= Tempest-Tost =

1951 novel by Robertson Davies

First edition

Tempest-Tost, published in 1951 by Clarke Irwin, is the first novel in The Salterton Trilogy by Canadian novelist Robertson Davies. The other two novels are Leaven of Malice (1954) and A Mixture of Frailties (1958). The series was also published in one volume as The Salterton Trilogy in 1986.
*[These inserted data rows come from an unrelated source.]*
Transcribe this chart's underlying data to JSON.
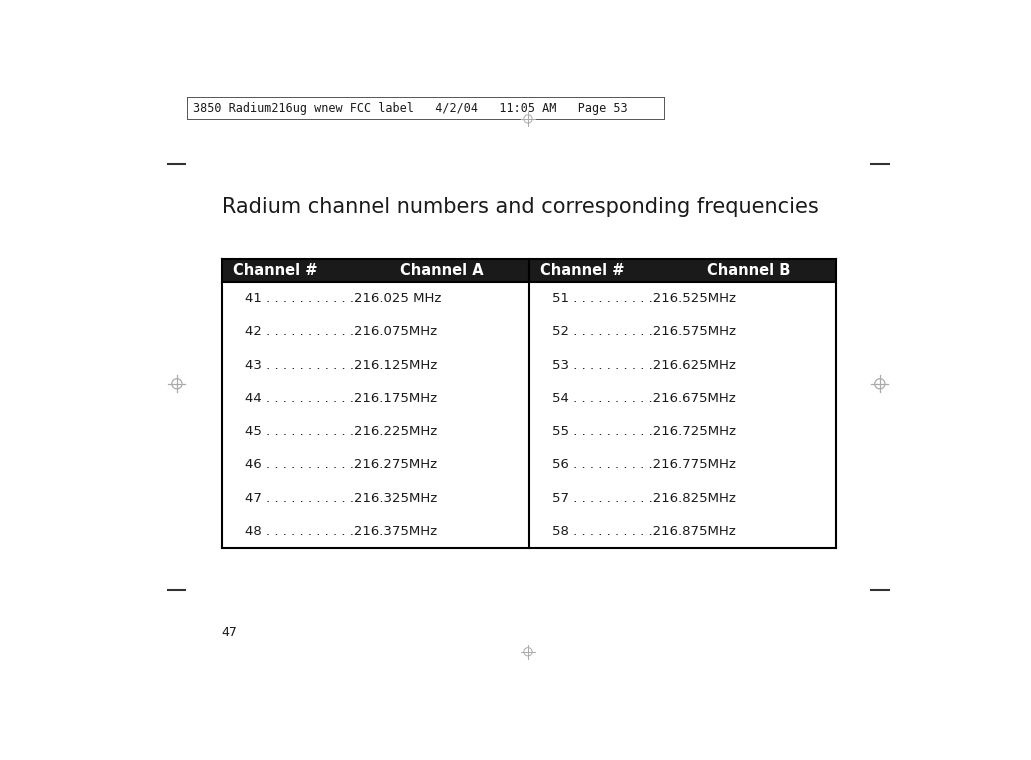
{
  "page_header": "3850 Radium216ug wnew FCC label   4/2/04   11:05 AM   Page 53",
  "title": "Radium channel numbers and corresponding frequencies",
  "header_left": [
    "Channel #",
    "Channel A"
  ],
  "header_right": [
    "Channel #",
    "Channel B"
  ],
  "rows_left": [
    [
      "41",
      " . . . . . . . . . . .",
      "216.025 MHz"
    ],
    [
      "42",
      " . . . . . . . . . . .",
      "216.075MHz"
    ],
    [
      "43",
      " . . . . . . . . . . .",
      "216.125MHz"
    ],
    [
      "44",
      " . . . . . . . . . . .",
      "216.175MHz"
    ],
    [
      "45",
      " . . . . . . . . . . .",
      "216.225MHz"
    ],
    [
      "46",
      " . . . . . . . . . . .",
      "216.275MHz"
    ],
    [
      "47",
      " . . . . . . . . . . .",
      "216.325MHz"
    ],
    [
      "48",
      " . . . . . . . . . . .",
      "216.375MHz"
    ]
  ],
  "rows_right": [
    [
      "51",
      " . . . . . . . . . .",
      "216.525MHz"
    ],
    [
      "52",
      " . . . . . . . . . .",
      "216.575MHz"
    ],
    [
      "53",
      " . . . . . . . . . .",
      "216.625MHz"
    ],
    [
      "54",
      " . . . . . . . . . .",
      "216.675MHz"
    ],
    [
      "55",
      " . . . . . . . . . .",
      "216.725MHz"
    ],
    [
      "56",
      " . . . . . . . . . .",
      "216.775MHz"
    ],
    [
      "57",
      " . . . . . . . . . .",
      "216.825MHz"
    ],
    [
      "58",
      " . . . . . . . . . .",
      "216.875MHz"
    ]
  ],
  "page_number": "47",
  "bg_color": "#ffffff",
  "header_bg": "#1a1a1a",
  "header_fg": "#ffffff",
  "table_border_color": "#000000",
  "divider_color": "#000000",
  "text_color": "#1a1a1a",
  "header_fontsize": 10.5,
  "title_fontsize": 15,
  "row_fontsize": 9.5,
  "page_header_fontsize": 8.5,
  "page_num_fontsize": 9
}
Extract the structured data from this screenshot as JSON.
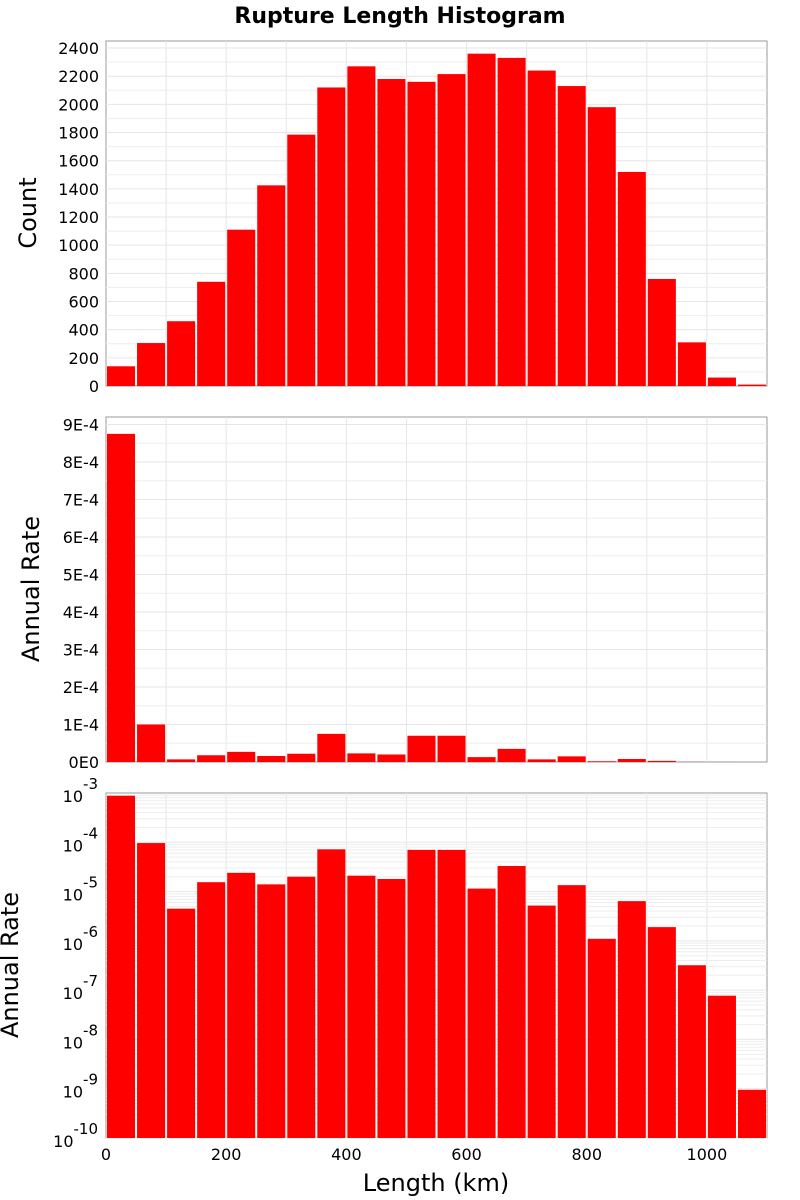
{
  "chart_data": [
    {
      "type": "bar",
      "title": "Rupture Length Histogram",
      "xlabel": "",
      "ylabel": "Count",
      "xlim": [
        0,
        1100
      ],
      "ylim": [
        0,
        2450
      ],
      "grid": true,
      "bar_color": "#ff0000",
      "x_ticks": [],
      "y_ticks": [
        "0",
        "200",
        "400",
        "600",
        "800",
        "1000",
        "1200",
        "1400",
        "1600",
        "1800",
        "2000",
        "2200",
        "2400"
      ],
      "x": [
        25,
        75,
        125,
        175,
        225,
        275,
        325,
        375,
        425,
        475,
        525,
        575,
        625,
        675,
        725,
        775,
        825,
        875,
        925,
        975,
        1025,
        1075
      ],
      "values": [
        140,
        305,
        460,
        740,
        1110,
        1425,
        1785,
        2120,
        2270,
        2180,
        2160,
        2215,
        2360,
        2330,
        2240,
        2130,
        1980,
        1520,
        760,
        310,
        60,
        10
      ]
    },
    {
      "type": "bar",
      "title": "",
      "xlabel": "",
      "ylabel": "Annual Rate",
      "xlim": [
        0,
        1100
      ],
      "ylim": [
        0,
        0.00092
      ],
      "grid": true,
      "bar_color": "#ff0000",
      "x_ticks": [],
      "y_ticks": [
        "0E0",
        "1E-4",
        "2E-4",
        "3E-4",
        "4E-4",
        "5E-4",
        "6E-4",
        "7E-4",
        "8E-4",
        "9E-4"
      ],
      "x": [
        25,
        75,
        125,
        175,
        225,
        275,
        325,
        375,
        425,
        475,
        525,
        575,
        625,
        675,
        725,
        775,
        825,
        875,
        925,
        975,
        1025,
        1075
      ],
      "values": [
        0.000875,
        0.0001,
        7e-06,
        1.8e-05,
        2.7e-05,
        1.6e-05,
        2.2e-05,
        7.5e-05,
        2.3e-05,
        2e-05,
        7e-05,
        7e-05,
        1.3e-05,
        3.5e-05,
        7e-06,
        1.5e-05,
        2e-06,
        8e-06,
        3e-06,
        3e-07,
        1e-07,
        2e-09
      ]
    },
    {
      "type": "bar",
      "title": "",
      "xlabel": "Length (km)",
      "ylabel": "Annual Rate",
      "xlim": [
        0,
        1100
      ],
      "ylim": [
        1e-10,
        0.001
      ],
      "y_scale": "log",
      "grid": true,
      "bar_color": "#ff0000",
      "x_ticks": [
        "0",
        "200",
        "400",
        "600",
        "800",
        "1000"
      ],
      "y_ticks": [
        {
          "base": "10",
          "exp": "-10"
        },
        {
          "base": "10",
          "exp": "-9"
        },
        {
          "base": "10",
          "exp": "-8"
        },
        {
          "base": "10",
          "exp": "-7"
        },
        {
          "base": "10",
          "exp": "-6"
        },
        {
          "base": "10",
          "exp": "-5"
        },
        {
          "base": "10",
          "exp": "-4"
        },
        {
          "base": "10",
          "exp": "-3"
        }
      ],
      "x": [
        25,
        75,
        125,
        175,
        225,
        275,
        325,
        375,
        425,
        475,
        525,
        575,
        625,
        675,
        725,
        775,
        825,
        875,
        925,
        975,
        1025,
        1075
      ],
      "values": [
        0.00088,
        9.65e-05,
        4.5e-06,
        1.55e-05,
        2.4e-05,
        1.4e-05,
        2e-05,
        7.2e-05,
        2.1e-05,
        1.8e-05,
        7e-05,
        7e-05,
        1.15e-05,
        3.3e-05,
        5.2e-06,
        1.35e-05,
        1.1e-06,
        6.4e-06,
        1.9e-06,
        3.2e-07,
        7.7e-08,
        9.5e-10
      ]
    }
  ]
}
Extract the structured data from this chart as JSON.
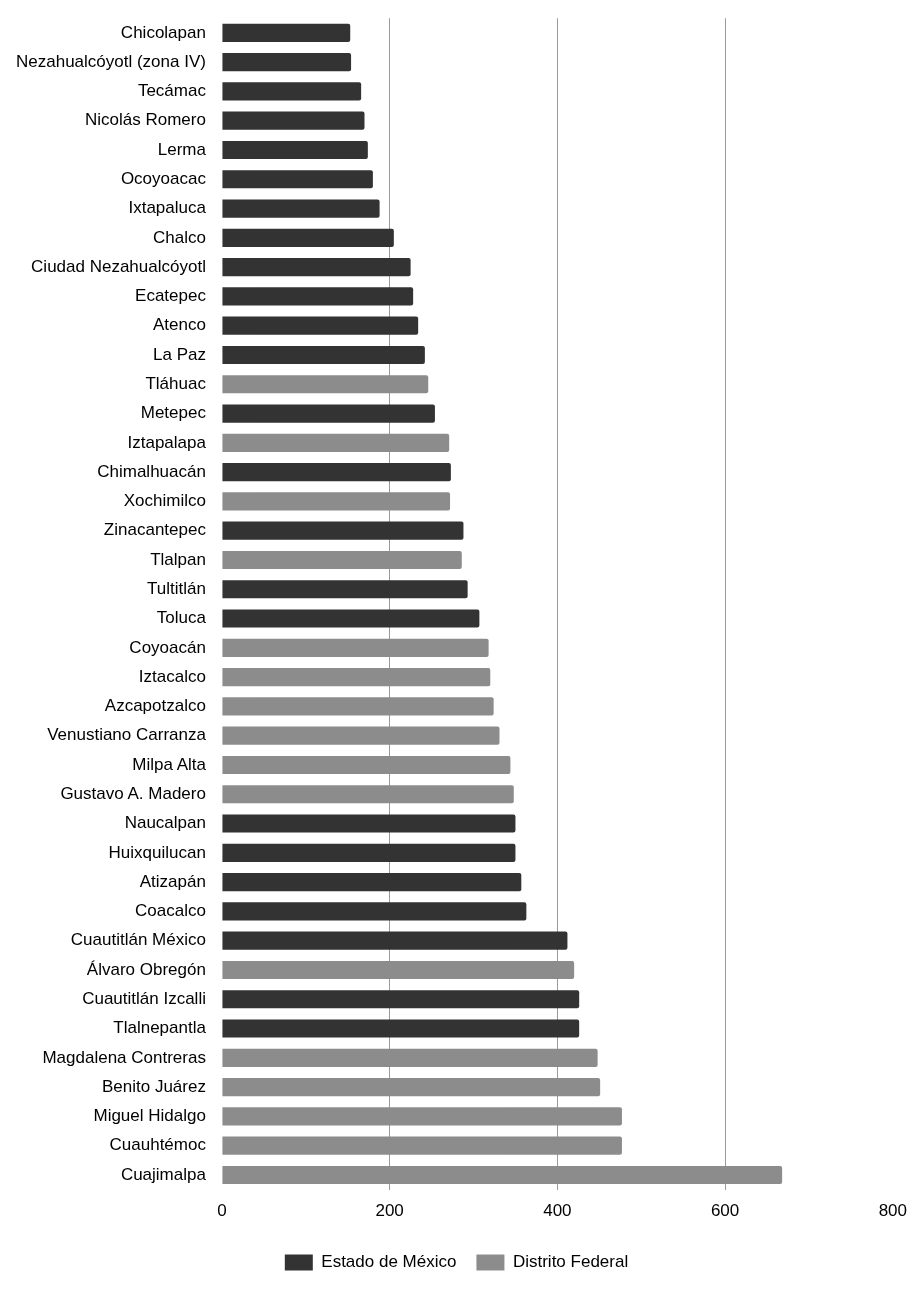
{
  "chart_data": {
    "type": "bar",
    "orientation": "horizontal",
    "stacked": true,
    "categories": [
      "Chicolapan",
      "Nezahualcóyotl (zona IV)",
      "Tecámac",
      "Nicolás Romero",
      "Lerma",
      "Ocoyoacac",
      "Ixtapaluca",
      "Chalco",
      "Ciudad Nezahualcóyotl",
      "Ecatepec",
      "Atenco",
      "La Paz",
      "Tláhuac",
      "Metepec",
      "Iztapalapa",
      "Chimalhuacán",
      "Xochimilco",
      "Zinacantepec",
      "Tlalpan",
      "Tultitlán",
      "Toluca",
      "Coyoacán",
      "Iztacalco",
      "Azcapotzalco",
      "Venustiano Carranza",
      "Milpa Alta",
      "Gustavo A. Madero",
      "Naucalpan",
      "Huixquilucan",
      "Atizapán",
      "Coacalco",
      "Cuautitlán México",
      "Álvaro Obregón",
      "Cuautitlán Izcalli",
      "Tlalnepantla",
      "Magdalena Contreras",
      "Benito Juárez",
      "Miguel Hidalgo",
      "Cuauhtémoc",
      "Cuajimalpa"
    ],
    "series": [
      {
        "name": "Estado de México",
        "color": "#333333",
        "values": [
          153,
          154,
          166,
          170,
          174,
          180,
          188,
          205,
          225,
          228,
          234,
          242,
          null,
          254,
          null,
          273,
          null,
          288,
          null,
          293,
          307,
          null,
          null,
          null,
          null,
          null,
          null,
          350,
          350,
          357,
          363,
          412,
          null,
          426,
          426,
          null,
          null,
          null,
          null,
          null
        ]
      },
      {
        "name": "Distrito Federal",
        "color": "#8c8c8c",
        "values": [
          null,
          null,
          null,
          null,
          null,
          null,
          null,
          null,
          null,
          null,
          null,
          null,
          246,
          null,
          271,
          null,
          272,
          null,
          286,
          null,
          null,
          318,
          320,
          324,
          331,
          344,
          348,
          null,
          null,
          null,
          null,
          null,
          420,
          null,
          null,
          448,
          451,
          477,
          477,
          668
        ]
      }
    ],
    "xlim": [
      0,
      800
    ],
    "xticks": [
      0,
      200,
      400,
      600,
      800
    ],
    "grid": "x",
    "legend": "bottom"
  }
}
The trilogy revolves around the residents of the imaginary town of Salterton, Ontario.

==Plot summary==
Tempest-Tost could be considered theatre-fiction, which, as Graham Wolfe explains, refers to "novels and stories that engage in concrete and sustained ways with theatre as artistic practice and industry". In the novel, an amateur theatrical group sets about mounting a production of Shakespeare's The Tempest. Romantic young scholar and assistant director Solomon ("Solly") Bridgetower, womanizer Roger Tasset and repressed middle-aged math teacher Hector Mackilwraith vie for the rich, beautiful and indifferent leading lady Griselda Webster. As the production moves forward, each man presses his suit with characteristic blind-spots as small rivalries and ambitions are pursued by Griselda's precocious sister Fredegonde (Freddy), the vain Professor Walter Vambrace, his socially awkward daughter Pearl Vambrace, and the mischievous musician Humphrey Cobbler.